I know. The difficult news for founder/CEOs is the people they start with are often not the people they scale with. They were the right people in the right time. You feel a ton of affinity with them because they were there eating pizza with you at midnight when you worked 2 days straight to get out your first launch. You went to their weddings. They were – and are – loyal soldiers.But at a certain point, you simply need people with different skills. Less scrappy, more systems. It’s painful, it’s emotional, it’s difficult, and it’s true.
To be clear: this doesn’t mean you need to fire your entire team – far from it! It does mean you need to realistically assess their strengths and weaknesses and what they can handle. You certainly have to give them more clear instructions about what you expect from them. And they will need to start assessing their teams and delegating more, too.
This is also the time to look at what the organization needs and re-calibrate. Often you’ll find that you have to bring in managers who are more seasoned and have more experience scaling systems and people.
Once you do that, be ready for some turbulence. Some of your people think they are already operating at scale – they will need to learn what that really means. Most people need to improve their skills of delegating and holding people accountable while still motivating them – not an easy balance. Some won’t be able to learn that, but they won’t like having senior people come in above them.

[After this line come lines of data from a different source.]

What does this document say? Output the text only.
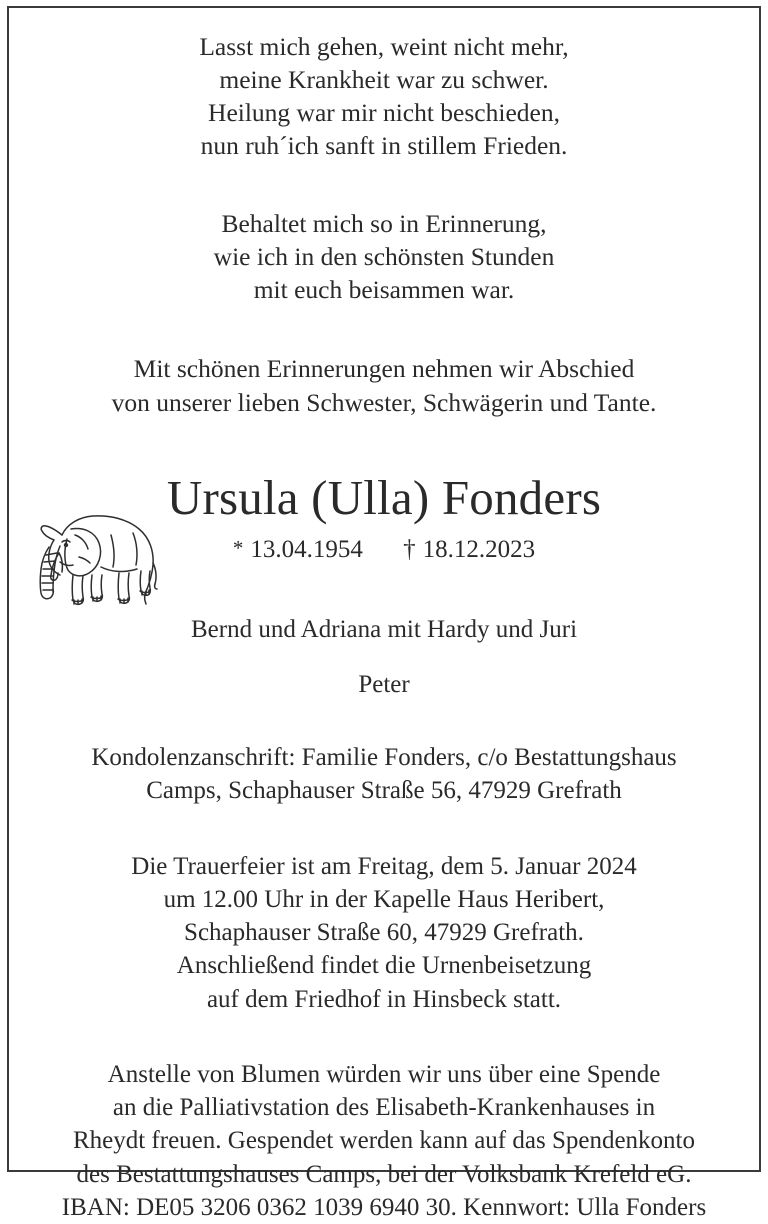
Lasst mich gehen, weint nicht mehr,
meine Krankheit war zu schwer.
Heilung war mir nicht beschieden,
nun ruh´ich sanft in stillem Frieden.
Behaltet mich so in Erinnerung,
wie ich in den schönsten Stunden
mit euch beisammen war.
Mit schönen Erinnerungen nehmen wir Abschied
von unserer lieben Schwester, Schwägerin und Tante.
Ursula (Ulla) Fonders
* 13.04.1954 † 18.12.2023
Bernd und Adriana mit Hardy und Juri
Peter
Kondolenzanschrift: Familie Fonders, c/o Bestattungshaus
Camps, Schaphauser Straße 56, 47929 Grefrath
Die Trauerfeier ist am Freitag, dem 5. Januar 2024
um 12.00 Uhr in der Kapelle Haus Heribert,
Schaphauser Straße 60, 47929 Grefrath.
Anschließend findet die Urnenbeisetzung
auf dem Friedhof in Hinsbeck statt.
Anstelle von Blumen würden wir uns über eine Spende
an die Palliativstation des Elisabeth-Krankenhauses in
Rheydt freuen. Gespendet werden kann auf das Spendenkonto
des Bestattungshauses Camps, bei der Volksbank Krefeld eG.
IBAN: DE05 3206 0362 1039 6940 30. Kennwort: Ulla Fonders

Yes, there will be plenty of problems little and big.
Your job is to explain to folks what needs to happen and why and then to find the right people.Those first senior hires are critical to get right – you need to find people who will fit into your culture, add value immediately, and earn respect from your team immediately. You will need to reinforce to your team why this is important and to explain your expectations for them.
3) Systems.
Did somebody say systems? The part of scaling that is easiest to hate is setting up processes and systems.
People hate this for all sorts of reasons. A lot of people who join start-ups enjoy the wild west. They like the experience of discovery and improvisation. Processes take away inventing things every time because they give consistent recipes to use. You can no longer make it up. Start-up people don’t even like the language of systems and processes and departments – that’s big company speak.
But there is no way around it. There is just no way for a 200-person company to run the same way as a 20-person company.
The best way to come to peace with systems and processes is to see for yourself that once you have a consistent way of doing things over and over you free up your human capital and creativity to solve the harder problems…and isn’t that what you want to be doing anyway?
Roger brought his team together to discuss how they could implement more systems. He asked each member of his leadership team to suggest at least one additional process to implement, and the team had a spirited and actually quite interesting discussion about it. They came up with a number of ways to add more “processes” without being overly onerous, and they agreed to check in on process quarterly.
CEOs of start-ups and any leader in a growing organization needs to learn to scale. Use these tools to scale yourself. I’d love to hear what you decide to implement!